Alexander Terekhov wrote:
Hyman Rosen wrote:
And have those alleged blunders been overturned on appeal?
Oh yes. In the case of Quanta

Hm. As usual, your postings contradict your thesis.

    [LGE] cites General Talking Pictures Corp. v. Western Elec. Co.,
    304 U. S. 175 (1938) , and General Talking Pictures Corp. v.
    Western Elec. Co., 305 U. S. 124 (1938) , in which the
    manufacturer sold patented amplifiers for commercial use, thereby
    breaching a license that limited the buyer to selling the amplifiers
    for private and home use. The Court held that exhaustion did not
    apply because the manufacturer had no authority to sell the
    amplifiers for commercial use, and the manufacturer "could not
    convey to petitioner what both knew it was not authorized to sell."
    General Talking Pictures,  supra, at 181.

We see from this that licenses with conditions work as intended.
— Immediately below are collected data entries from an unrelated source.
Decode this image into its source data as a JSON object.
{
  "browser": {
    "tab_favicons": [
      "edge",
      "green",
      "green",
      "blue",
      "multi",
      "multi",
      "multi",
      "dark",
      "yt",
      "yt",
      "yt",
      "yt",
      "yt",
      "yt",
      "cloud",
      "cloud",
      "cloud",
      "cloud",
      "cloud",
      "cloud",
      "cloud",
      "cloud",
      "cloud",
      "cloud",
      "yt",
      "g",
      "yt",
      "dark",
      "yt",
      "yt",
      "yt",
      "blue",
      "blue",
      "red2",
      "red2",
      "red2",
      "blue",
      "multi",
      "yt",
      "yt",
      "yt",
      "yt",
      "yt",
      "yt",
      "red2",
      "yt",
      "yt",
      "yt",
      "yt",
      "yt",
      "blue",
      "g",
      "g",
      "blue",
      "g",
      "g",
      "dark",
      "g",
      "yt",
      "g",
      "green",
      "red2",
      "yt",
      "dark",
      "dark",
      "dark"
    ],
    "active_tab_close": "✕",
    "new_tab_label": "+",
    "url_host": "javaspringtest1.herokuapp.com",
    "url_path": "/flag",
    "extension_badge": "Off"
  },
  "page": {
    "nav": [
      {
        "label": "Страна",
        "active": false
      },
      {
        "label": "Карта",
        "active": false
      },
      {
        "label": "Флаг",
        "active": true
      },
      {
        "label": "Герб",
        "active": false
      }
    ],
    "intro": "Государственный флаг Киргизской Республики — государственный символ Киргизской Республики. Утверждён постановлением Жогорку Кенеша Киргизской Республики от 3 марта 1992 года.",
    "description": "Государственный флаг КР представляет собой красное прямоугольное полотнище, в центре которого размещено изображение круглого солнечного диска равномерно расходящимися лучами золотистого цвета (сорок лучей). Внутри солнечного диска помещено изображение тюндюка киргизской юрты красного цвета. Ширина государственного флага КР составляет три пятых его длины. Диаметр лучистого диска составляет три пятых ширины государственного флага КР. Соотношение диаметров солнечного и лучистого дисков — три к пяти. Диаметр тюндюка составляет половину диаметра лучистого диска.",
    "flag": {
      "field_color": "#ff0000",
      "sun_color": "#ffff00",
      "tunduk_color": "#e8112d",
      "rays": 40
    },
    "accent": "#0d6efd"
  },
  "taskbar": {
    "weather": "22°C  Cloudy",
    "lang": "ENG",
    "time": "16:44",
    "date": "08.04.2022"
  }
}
See Keeler v. Standard Folding Bed Co., 157 U. S. 659, 666 (1895)
> (“Whether a patentee may protect himself and his
assignees by special contracts brought home to the purchasers is not a
question before us, and upon which we express no opinion. It is,
however, obvious that such a question would arise as a question of
contract, and not as one under the inherent meaning and effect of the
patent laws”)."

That is, when patented devices are sold to a buyer, the patents rights
of the patent holder are exhausted, and patent law gives him no control
over what the buyer may do with those objects. But those objects have to
be sold legitimately. Without proper license, patent law does apply, as
in the amplifier case cited above.

Code under the GPL acts similarly to the amplifiers; it may be copied
and distributed only as specified by the license, otherwise copyright
infringement occurs.

SCOTUS overturned CAFC on the Quanta case because CAFC seems to have
misread the agreement between LGE and Intel. The agreement did not
forbid Intel to sell the memory controllers to anyone it chose, it just
did not extend LGE's patent protections to all those customers, Quanta
included. However, patent exhaustion meant that Quanta did not need
LGE's license to exercise the patents. There was no issue here of
contract vs. license, or misunderstanding the nature of conditions.